Thursday, April 12, 2012

The Grey starring Liam Neeson

I watched The Grey with Liam Neeson with only one expectation: that Liam would nail it with his performance. I got a lot more than that. For a long time, probably since Star Wars Episode I (sorry, Jedi enthusiasts), Liam fell into my category of aging actors whose face alone weary me. Then I saw him in Gangs of New York and felt he might still have some merit. Then I saw Taken and realized the new action hero was born! And it’s an old Irish man?! Makes sense. The Irish can be down for the count and come back with a resilience that’s often super human. Yes, I love the Irish, especially Irish women. I love all Celts for they are fierce, passionate and unrelenting.

But back to Liam. Hollywood quickly caught on to the fact that this man had broken new ground for himself. Since Taken, Liam’s been consistently cast as the over-the-hill white man who you simply don’t want to mess with, because he will find you, he will cut you open and he will stop at nothing to achieve his aim. Who doesn’t love that?! In The Grey, Liam is literally thrown into the Sarlacc pit and the film is not about him finding trouble, but climbing out. Also, this time his mortal enemies are not conspiring humans, but a pack of fierce wolves killing all invaders, one by one. I don’t jump during scary movies. I wasn’t shocked as much as creeped out byParanormal Activity and The Last Exorcism, but this film had me literally jumping out of my seat on two occasions.

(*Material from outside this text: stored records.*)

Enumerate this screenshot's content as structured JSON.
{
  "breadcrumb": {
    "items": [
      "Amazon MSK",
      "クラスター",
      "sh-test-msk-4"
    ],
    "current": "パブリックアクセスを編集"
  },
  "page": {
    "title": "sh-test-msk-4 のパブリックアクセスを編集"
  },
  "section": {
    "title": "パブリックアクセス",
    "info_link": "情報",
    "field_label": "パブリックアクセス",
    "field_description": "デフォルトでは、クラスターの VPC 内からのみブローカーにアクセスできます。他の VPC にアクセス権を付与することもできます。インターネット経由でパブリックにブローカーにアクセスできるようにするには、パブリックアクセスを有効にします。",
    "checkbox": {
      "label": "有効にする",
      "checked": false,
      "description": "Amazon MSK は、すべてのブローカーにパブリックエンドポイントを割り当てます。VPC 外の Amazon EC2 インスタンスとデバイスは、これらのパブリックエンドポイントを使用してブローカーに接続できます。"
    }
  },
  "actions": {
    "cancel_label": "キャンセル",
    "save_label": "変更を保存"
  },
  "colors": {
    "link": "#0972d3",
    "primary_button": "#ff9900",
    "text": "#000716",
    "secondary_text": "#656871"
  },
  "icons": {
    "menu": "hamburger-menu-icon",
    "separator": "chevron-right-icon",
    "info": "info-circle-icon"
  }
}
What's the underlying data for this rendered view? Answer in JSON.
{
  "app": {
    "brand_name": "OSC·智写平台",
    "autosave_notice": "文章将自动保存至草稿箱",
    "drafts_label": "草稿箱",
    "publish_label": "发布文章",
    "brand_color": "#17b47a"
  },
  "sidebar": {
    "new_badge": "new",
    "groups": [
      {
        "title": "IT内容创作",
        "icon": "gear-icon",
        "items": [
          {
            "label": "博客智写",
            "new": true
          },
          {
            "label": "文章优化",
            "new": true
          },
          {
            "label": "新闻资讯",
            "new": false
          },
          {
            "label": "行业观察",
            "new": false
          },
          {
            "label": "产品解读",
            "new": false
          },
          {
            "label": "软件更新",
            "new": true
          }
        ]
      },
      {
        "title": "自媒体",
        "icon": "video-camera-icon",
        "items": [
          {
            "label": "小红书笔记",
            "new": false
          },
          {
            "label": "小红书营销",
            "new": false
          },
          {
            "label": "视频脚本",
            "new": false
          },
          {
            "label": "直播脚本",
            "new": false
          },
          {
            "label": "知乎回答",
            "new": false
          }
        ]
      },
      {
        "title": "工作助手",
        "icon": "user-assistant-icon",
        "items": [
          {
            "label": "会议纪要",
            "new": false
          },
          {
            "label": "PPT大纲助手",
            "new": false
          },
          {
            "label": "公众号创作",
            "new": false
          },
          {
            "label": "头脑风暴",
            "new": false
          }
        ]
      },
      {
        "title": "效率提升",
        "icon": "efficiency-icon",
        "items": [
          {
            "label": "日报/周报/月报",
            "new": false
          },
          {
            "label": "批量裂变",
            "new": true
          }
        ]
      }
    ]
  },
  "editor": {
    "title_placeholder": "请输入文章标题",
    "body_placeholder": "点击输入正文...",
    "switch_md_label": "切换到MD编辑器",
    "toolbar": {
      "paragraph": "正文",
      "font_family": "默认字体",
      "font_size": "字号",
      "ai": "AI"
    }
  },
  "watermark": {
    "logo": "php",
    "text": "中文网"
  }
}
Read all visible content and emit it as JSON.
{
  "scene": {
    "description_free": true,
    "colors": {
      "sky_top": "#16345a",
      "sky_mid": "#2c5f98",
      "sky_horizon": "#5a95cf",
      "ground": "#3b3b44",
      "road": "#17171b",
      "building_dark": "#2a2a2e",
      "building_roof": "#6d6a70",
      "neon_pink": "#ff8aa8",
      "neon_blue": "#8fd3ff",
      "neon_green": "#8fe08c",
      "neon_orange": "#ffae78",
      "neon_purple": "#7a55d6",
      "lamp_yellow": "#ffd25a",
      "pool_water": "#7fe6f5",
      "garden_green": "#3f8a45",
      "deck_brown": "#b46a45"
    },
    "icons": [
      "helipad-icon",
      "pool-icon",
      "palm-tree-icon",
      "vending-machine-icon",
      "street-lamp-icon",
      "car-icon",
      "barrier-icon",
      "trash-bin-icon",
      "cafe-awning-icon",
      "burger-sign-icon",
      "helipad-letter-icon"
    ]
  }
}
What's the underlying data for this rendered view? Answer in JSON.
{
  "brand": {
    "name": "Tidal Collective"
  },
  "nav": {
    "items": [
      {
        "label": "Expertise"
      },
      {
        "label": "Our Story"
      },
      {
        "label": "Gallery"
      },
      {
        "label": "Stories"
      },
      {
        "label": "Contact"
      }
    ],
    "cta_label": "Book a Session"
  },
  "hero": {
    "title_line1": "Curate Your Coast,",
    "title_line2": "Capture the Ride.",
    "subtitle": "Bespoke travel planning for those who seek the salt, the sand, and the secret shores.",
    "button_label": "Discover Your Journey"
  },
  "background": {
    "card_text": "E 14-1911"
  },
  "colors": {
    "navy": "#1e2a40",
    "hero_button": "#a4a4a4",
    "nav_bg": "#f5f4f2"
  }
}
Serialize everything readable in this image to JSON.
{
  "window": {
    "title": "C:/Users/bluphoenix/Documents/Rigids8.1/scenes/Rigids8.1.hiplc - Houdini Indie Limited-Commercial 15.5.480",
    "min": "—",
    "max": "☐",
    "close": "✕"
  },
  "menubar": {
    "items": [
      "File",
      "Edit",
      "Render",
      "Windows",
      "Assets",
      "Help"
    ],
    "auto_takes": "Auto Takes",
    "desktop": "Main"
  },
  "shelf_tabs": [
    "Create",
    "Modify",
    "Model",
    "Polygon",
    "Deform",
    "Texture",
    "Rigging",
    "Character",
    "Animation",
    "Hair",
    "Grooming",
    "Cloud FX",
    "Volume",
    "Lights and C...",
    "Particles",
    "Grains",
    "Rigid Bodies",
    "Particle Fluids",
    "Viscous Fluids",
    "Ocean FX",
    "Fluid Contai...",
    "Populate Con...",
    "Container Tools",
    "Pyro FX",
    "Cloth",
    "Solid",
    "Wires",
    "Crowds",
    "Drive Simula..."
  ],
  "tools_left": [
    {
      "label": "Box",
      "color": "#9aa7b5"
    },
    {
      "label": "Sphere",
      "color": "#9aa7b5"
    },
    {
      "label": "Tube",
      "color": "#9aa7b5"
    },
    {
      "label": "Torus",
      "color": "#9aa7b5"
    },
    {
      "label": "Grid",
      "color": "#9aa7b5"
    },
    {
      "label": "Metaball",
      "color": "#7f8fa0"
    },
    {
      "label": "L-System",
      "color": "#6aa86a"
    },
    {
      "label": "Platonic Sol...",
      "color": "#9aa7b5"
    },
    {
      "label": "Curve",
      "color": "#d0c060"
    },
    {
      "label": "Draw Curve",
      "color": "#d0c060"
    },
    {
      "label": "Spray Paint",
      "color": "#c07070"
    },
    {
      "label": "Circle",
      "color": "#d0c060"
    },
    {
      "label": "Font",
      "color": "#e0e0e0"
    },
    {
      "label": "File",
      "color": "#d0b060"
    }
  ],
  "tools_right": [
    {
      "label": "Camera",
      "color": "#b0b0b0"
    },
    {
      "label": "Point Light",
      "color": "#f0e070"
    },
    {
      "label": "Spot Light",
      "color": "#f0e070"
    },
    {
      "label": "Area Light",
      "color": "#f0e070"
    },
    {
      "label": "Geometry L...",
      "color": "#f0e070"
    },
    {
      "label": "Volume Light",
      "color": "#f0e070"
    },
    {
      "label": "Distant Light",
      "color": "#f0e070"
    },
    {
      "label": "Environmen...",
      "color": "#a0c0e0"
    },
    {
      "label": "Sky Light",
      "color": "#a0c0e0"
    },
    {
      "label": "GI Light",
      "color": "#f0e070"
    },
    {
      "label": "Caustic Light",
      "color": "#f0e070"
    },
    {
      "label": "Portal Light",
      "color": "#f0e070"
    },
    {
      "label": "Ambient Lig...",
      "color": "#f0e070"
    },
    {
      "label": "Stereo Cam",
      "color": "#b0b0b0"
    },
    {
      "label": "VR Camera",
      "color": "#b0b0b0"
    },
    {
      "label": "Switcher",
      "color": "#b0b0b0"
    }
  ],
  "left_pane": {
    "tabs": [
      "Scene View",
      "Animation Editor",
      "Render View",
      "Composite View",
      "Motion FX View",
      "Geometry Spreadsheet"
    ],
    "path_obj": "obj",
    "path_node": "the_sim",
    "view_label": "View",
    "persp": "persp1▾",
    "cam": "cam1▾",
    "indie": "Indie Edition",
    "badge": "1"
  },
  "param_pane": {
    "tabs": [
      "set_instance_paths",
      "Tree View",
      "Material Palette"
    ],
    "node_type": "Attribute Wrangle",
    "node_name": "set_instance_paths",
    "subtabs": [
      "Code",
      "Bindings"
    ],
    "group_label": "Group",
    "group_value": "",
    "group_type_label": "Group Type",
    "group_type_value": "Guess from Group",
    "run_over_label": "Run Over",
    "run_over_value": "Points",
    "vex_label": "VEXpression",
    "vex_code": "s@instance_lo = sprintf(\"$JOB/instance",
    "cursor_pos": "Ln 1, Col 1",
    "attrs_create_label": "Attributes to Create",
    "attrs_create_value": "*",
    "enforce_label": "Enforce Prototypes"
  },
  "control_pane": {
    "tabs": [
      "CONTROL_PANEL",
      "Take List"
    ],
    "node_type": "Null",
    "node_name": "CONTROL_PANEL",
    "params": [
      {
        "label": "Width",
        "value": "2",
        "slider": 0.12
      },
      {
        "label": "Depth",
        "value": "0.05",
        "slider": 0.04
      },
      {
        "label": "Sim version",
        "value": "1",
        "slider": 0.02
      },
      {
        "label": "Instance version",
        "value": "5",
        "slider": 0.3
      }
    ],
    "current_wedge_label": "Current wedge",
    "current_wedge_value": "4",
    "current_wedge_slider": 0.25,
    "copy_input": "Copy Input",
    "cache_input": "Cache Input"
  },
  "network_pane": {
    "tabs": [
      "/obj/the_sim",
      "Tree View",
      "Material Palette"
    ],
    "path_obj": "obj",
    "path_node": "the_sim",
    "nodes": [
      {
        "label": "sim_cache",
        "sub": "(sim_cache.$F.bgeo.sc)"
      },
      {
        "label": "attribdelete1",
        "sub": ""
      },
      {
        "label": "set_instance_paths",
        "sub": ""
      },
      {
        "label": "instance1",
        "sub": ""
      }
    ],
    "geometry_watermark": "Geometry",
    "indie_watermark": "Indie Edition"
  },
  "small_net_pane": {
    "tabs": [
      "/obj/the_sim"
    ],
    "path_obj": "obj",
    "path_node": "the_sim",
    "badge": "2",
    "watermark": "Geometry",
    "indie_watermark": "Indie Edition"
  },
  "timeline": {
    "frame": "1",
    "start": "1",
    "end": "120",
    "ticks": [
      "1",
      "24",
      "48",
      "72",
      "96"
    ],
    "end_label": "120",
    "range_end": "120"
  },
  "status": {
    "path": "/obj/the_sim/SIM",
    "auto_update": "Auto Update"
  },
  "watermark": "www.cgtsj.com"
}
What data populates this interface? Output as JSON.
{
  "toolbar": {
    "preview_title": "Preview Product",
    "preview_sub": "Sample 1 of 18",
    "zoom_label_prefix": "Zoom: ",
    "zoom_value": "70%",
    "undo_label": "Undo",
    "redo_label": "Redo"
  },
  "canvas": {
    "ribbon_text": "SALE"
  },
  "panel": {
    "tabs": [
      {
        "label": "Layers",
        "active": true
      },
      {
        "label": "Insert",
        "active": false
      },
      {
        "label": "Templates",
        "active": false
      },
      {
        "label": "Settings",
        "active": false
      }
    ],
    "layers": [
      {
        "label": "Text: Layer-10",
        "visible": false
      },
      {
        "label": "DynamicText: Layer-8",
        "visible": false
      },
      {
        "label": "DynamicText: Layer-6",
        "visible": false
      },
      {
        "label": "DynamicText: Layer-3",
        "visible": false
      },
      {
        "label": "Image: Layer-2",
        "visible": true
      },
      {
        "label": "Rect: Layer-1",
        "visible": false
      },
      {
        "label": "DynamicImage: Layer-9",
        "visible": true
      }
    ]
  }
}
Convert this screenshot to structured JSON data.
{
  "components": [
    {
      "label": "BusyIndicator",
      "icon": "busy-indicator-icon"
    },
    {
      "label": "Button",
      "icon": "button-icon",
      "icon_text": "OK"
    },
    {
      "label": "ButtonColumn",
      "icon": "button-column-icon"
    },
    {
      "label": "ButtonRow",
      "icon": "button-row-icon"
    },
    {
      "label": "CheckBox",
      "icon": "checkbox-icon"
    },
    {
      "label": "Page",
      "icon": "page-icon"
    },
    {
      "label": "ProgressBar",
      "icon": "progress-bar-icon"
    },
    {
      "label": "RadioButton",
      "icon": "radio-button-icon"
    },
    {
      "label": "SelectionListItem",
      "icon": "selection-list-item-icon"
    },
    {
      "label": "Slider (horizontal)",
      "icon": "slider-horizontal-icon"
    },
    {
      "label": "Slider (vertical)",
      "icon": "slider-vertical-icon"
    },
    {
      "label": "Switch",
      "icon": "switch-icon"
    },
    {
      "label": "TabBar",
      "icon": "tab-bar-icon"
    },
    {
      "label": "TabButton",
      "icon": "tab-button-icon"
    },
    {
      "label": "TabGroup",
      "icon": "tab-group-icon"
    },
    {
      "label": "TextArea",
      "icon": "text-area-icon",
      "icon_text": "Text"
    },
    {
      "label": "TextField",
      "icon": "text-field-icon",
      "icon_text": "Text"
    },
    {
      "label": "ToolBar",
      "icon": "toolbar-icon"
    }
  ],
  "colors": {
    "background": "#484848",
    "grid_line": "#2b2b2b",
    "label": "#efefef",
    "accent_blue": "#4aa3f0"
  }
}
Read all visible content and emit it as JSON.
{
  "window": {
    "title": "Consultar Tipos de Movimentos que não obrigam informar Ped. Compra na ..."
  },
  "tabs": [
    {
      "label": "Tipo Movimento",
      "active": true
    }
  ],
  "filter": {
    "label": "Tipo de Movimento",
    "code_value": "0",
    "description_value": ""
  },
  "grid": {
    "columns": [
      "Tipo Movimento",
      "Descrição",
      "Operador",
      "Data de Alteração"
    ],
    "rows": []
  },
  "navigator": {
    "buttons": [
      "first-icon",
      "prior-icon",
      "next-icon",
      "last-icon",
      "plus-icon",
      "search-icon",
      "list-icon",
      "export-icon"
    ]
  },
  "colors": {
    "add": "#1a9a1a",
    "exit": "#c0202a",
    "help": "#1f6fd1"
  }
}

I absolutely feast on films that rely on visuals to tell a story and where most of the dialogue is not spoken, because things are being experienced that are not easily put into words. This film falls into that category. I also love Nature and cinema shots with scope where you get a visceral feel for the spaces the characters inhabit as if they had a life of their own. Kubrick first conveyed this to me in The Shining. Valhalla Rising achieved it as well, while James Cameron’s Avatar failed to do this, sadly. He missed the whole point of doing a film on such a grand scale. Lost sight of the sense of life a motion camera can give places and the non-living or non-human, as opposed to computer-generated visuals that shock your eyes with color till your nose bleeds. Meanwhile, in The Grey, as the film comes to a close, you realize there’s an important theme playing itself out here--one that’s intimate and full of spirituality. It begins with the recitation of four lines of poetry that encapsulate the theme:

"Once more into the fray.

Into the last good fight I'll ever know.

Live and die on this day.

Live and die on this day."

The film is about the struggle against evil that is inherent on this planet, even within Nature itself, as symbolized by the pack of blood-thirsty wolves. You ask yourself, why would animals go to such an extreme? They went beyond protecting their den. They hunted these men. You sense there's something twisted about them and the director maintains the sense of awe at how mysterious that truth is. We're used to human beings acting evil and degenerate; we can rationalize that. We can't rationalize when Nature turns against man, in this case through the wolves. It's not rabies. It's evil, pure and unadulterated, acting through those beings, human or not, who lend themselves to its control. Pretty creepy stuff. The last time I remember feeling that creeped out was when I read Tolkien's "The New Shadow." In any case, the film is telling you that you can cry out to God for help if it comforts you. In the end you have to find the strength within yourself to confront evil on its own turf and "live and die on this day."